5th August. I copied L.N.’s essay on art yesterday: the same rejection of absolutely everything, all under the pretext of Christianity—it’s pure socialism.
This morning I went to Tula, where I had a lot of business to attend to at the bank and the council, visiting the notary, looking for a teacher for Misha and going to the shops. I was so exhausted my legs were shaking. I was longing for a rest when I got home, but a huge crowd of guests unexpectedly arrived—Sergeenko, the two Dieterichs girls, my sister Liza with her daughter and governess, Zvegintseva with her daughter, Volkhonsky, Prince Cherkassky and his boys—and they all stayed to supper. My heart sank. Goldenweiser came for the evening too and played some Chopin. The music awakened that wonderful mood of elation which I have lived for these past two years.
A lot of noise and shouting and mindless youthful merriment. I am very tired. L.N. on the other hand is cheerful and excited; he enjoys guests and Misha Kuzminsky’s balalaika and Princess Volkhonsky’s chatter, and any sort of entertainment and diversion.
11th August. Bad news from the censors, who have seized the last volume of the expensive edition I have just had printed. It won’t be passed unless I make a fuss. I have written to Solovyov, the chief censor, in St Petersburg.

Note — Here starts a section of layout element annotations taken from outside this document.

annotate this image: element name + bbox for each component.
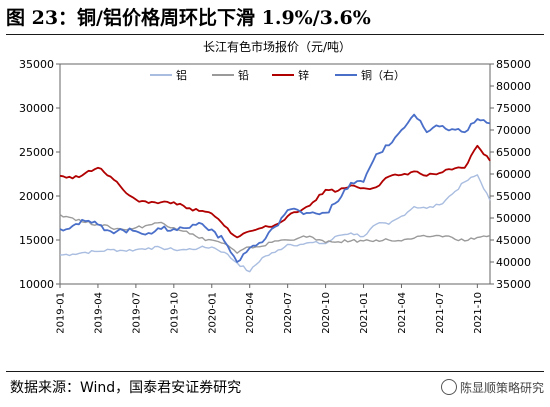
x-tick-label: 2021-07: [435, 292, 446, 334]
figure-title: 图 23：铜/铝价格周环比下滑 1.9%/3.6%: [6, 7, 371, 29]
x-tick-label: 2019-07: [131, 292, 142, 334]
right-tick-label: 40000: [496, 256, 531, 269]
watermark-text: 陈显顺策略研究: [459, 381, 544, 395]
right-y-axis: 35000 40000 45000 50000 55000 60000 65000 70000…: [490, 58, 531, 291]
line-chart: 长江有色市场报价（元/吨） 铝 铅 锌 铜（右） 10000 15000 20000 250…: [19, 39, 531, 334]
x-axis: 2019-01 2019-04 2019-07 2019-10 2020-01 2020-…: [56, 284, 484, 334]
left-tick-label: 10000: [19, 278, 54, 291]
series-line-1: [59, 174, 491, 273]
left-tick-label: 35000: [19, 58, 54, 71]
chart-legend: 铝 铅 锌 铜（右）: [150, 68, 405, 82]
x-tick-label: 2019-10: [169, 292, 180, 334]
series-line-3: [59, 144, 491, 239]
x-tick-label: 2020-04: [245, 292, 256, 334]
right-tick-label: 50000: [496, 212, 531, 225]
footer-divider: [6, 371, 544, 372]
x-tick-label: 2021-10: [473, 292, 484, 334]
legend-label: 铝: [176, 68, 187, 82]
legend-label: 铜（右）: [361, 68, 405, 82]
series-line-2: [59, 213, 491, 254]
x-tick-label: 2019-04: [93, 292, 104, 334]
left-tick-label: 25000: [19, 146, 54, 159]
left-tick-label: 30000: [19, 102, 54, 115]
x-tick-label: 2021-04: [397, 292, 408, 334]
right-tick-label: 60000: [496, 168, 531, 181]
right-tick-label: 55000: [496, 190, 531, 203]
right-tick-label: 45000: [496, 234, 531, 247]
legend-label: 铅: [238, 68, 249, 82]
wechat-icon: [440, 379, 457, 395]
x-tick-label: 2020-07: [283, 292, 294, 334]
x-tick-label: 2020-01: [207, 292, 218, 334]
watermark: 陈显顺策略研究: [440, 378, 544, 398]
title-divider: [6, 34, 544, 35]
left-tick-label: 15000: [19, 234, 54, 247]
x-tick-label: 2019-01: [56, 292, 67, 334]
x-tick-label: 2021-01: [359, 292, 370, 334]
legend-label: 锌: [298, 68, 309, 82]
left-y-axis: 10000 15000 20000 25000 30000 35000: [19, 58, 60, 291]
right-tick-label: 75000: [496, 102, 531, 115]
right-tick-label: 70000: [496, 124, 531, 137]
x-tick-label: 2020-10: [321, 292, 332, 334]
right-tick-label: 80000: [496, 80, 531, 93]
series-line-4: [59, 113, 491, 263]
source-note: 数据来源：Wind，国泰君安证券研究: [10, 380, 242, 396]
right-tick-label: 35000: [496, 278, 531, 291]
series-layer: [59, 113, 491, 273]
right-tick-label: 65000: [496, 146, 531, 159]
left-tick-label: 20000: [19, 190, 54, 203]
right-tick-label: 85000: [496, 58, 531, 71]
chart-title: 长江有色市场报价（元/吨）: [203, 39, 351, 54]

19th August. I have been ill with a high fever and stomach pains. I stayed in bed until yesterday, and barely managed to get up even then. The time flashed past so quickly—I have only a dim memory of it. Everyone was very kind to me, looked after me, stayed with me constantly, anticipated all my needs and comforted me. There was one day when I thought I was dying but was quite happy about it. Now I am up again, back in life’s whirlpool, with all its demands, griefs, worries and irresolvable questions that have to be resolved.